—Sus exigencias son exorbitantes, doctor Branier.
—Lo que deniegue al médico, tal vez lo conceda al venerable.
El comandante sonrió.
—Puede ser. Todo es negociable. ¿Qué me propone el venerable?
François Branier guardó silencio.
—¿Le interesa el último plan de trabajo de mi logia?
Las narinas del comandante se apretaron. Jamás había logrado obtener un documento serio sobre los temas abordados por los hermanos de «Conocimiento».
—Será un principio, venerable…
Al venerable se le secó la garganta. Perdió las fuerzas. Pronunció algunas palabras inaudibles y volvió a intentarlo.
—Nosotros hemos estudiado los derechos del hombre, la integración del individuo en la sociedad y la…
—Me está tomando el pelo, venerable.
El comandante del campo había empalidecido. Sentía una rabia fría.
—¡No! —gritó el venerable—. ¡Déjeme hablar, por Dios!
François Branier había intentado una jugada imposible. Había que destensar la situación. Esta vez, se vio obligado a revelar auténtica información. El comandante estaba demasiado bien enterado para dejarse engañar.
El ayudante de campo estaba nervioso. Esperaba una reacción violenta del comandante. Nadie se había atrevido a hablarle en ese tono. Pero el agente de las SS permaneció inmóvil, acechando a su presa.
—Con «nosotros» —prosiguió François Branier—, me refería a la práctica totalidad de masones que se ocupaban de la moral, del civismo, de la integración y de otros mil temas profanos. La logia «Conocimiento» fue creada para salir de esta encrucijada. Su último tema de estudio ha sido la Regla.
El comandante disimuló su júbilo. La Regla… la más formidable máquina de guerra concebida para unir a los hombres, para hacer de ellos un grupo inquebrantable, capaz de lograr todas las victorias. La Regla, que había permitido a monjes e iniciados civilizar Europa; y a los templarios, convertirse en una extraordinaria potencia financiera… La Regla, a la cual el cuerpo especial Aneherbe había consagrado tantas investigaciones sin resultados.
—Tendrá que darme más detalles, venerable…

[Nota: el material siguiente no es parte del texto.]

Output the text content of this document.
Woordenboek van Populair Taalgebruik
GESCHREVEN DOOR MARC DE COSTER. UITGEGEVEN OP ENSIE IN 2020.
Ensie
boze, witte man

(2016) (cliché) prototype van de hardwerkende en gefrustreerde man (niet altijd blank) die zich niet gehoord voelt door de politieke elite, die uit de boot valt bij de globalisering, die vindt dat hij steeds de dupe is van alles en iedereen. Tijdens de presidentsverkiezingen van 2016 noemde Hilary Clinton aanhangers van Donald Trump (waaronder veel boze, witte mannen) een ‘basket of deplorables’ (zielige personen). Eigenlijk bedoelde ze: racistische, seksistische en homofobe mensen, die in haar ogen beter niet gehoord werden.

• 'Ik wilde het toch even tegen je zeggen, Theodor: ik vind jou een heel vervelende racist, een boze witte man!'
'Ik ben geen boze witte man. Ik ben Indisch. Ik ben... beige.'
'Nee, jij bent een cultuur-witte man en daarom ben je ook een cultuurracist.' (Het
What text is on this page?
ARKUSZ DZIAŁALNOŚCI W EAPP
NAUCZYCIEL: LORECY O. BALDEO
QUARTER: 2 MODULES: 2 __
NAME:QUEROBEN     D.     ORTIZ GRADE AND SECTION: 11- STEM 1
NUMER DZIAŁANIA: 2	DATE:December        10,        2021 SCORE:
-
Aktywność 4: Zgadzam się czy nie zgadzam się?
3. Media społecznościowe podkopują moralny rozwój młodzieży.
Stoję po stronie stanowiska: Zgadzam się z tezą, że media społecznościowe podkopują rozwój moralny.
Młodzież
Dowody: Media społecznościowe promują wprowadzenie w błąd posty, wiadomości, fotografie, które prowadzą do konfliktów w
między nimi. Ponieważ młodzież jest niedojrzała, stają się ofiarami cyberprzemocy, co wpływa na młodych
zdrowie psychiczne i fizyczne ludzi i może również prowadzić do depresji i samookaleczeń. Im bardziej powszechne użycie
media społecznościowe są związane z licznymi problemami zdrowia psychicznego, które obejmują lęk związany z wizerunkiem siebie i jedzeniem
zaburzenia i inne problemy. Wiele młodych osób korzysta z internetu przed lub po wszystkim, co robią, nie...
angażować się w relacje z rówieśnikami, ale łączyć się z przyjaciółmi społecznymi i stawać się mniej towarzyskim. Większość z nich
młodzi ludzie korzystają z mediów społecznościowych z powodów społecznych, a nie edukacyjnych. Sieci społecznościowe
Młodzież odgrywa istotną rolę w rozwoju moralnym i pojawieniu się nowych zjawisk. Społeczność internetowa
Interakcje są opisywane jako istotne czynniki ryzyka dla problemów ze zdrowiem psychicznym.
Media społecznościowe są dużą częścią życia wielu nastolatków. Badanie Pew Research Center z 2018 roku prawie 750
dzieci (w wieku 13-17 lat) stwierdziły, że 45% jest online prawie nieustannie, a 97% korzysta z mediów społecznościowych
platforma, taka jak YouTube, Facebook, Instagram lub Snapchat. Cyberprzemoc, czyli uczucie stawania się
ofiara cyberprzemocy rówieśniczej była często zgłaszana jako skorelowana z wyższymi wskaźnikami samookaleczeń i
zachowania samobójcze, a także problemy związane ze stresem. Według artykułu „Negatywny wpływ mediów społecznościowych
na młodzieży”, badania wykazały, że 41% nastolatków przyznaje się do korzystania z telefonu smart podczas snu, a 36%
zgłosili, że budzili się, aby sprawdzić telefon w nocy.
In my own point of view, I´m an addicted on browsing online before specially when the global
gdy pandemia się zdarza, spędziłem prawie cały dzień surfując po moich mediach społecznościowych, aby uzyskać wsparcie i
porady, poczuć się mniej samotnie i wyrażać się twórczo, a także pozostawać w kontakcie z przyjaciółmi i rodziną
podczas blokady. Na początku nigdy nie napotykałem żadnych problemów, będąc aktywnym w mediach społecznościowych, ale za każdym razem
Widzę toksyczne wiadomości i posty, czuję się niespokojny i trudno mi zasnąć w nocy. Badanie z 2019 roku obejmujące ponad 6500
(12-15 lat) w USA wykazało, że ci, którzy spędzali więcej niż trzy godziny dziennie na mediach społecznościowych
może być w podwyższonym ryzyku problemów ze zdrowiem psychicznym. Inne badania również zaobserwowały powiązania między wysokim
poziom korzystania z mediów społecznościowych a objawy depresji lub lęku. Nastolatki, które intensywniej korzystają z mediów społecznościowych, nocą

François Branier advirtió el tono ligeramente irónico del comandante. El alemán debía de haber leído páginas y páginas de reglamentos impresos por las obediencias, volúmenes enteros de archivos administrativos. Sin embargo, el agente de las SS había traspasado esta cortina de humo. De entrada, no se había dejado cegar por el teatro barato oficial de los «grandes maestros» y de los «grandes oficiales» que, ornados con condecoraciones, recitaban una lección carente de interés.
—Nosotros hemos preservado un documento titulado «La Regla del Maestro». Data de los primeros tiempos del cristianismo y recoge originales del Próximo Oriente. Los primeros grandes monasterios se han alimentado de su parte oficial. La parte secreta ha permanecido en las logias iniciáticas de constructores.
El ayudante de campo tomaba nota con una rapidez casi increíble. La pluma corría sobre el papel a una velocidad de vértigo. Él sabía que el comandante no le perdonaría haber omitido una sola palabra salida de boca del venerable. El alemán por fin iba a recoger el fruto de sus esfuerzos. Tenía al hombre y la logia capaces de revelarle el secreto de la masonería, de sus instrumentos de poder y de su influencia en el mundo. Una palanca de mando que haría del Reich el mayor imperio jamás creado. Himmler estaba convencido de que la manipulación de las almas era el medio más eficaz no sólo de ganar la guerra, sino también de implantar un poder duradero.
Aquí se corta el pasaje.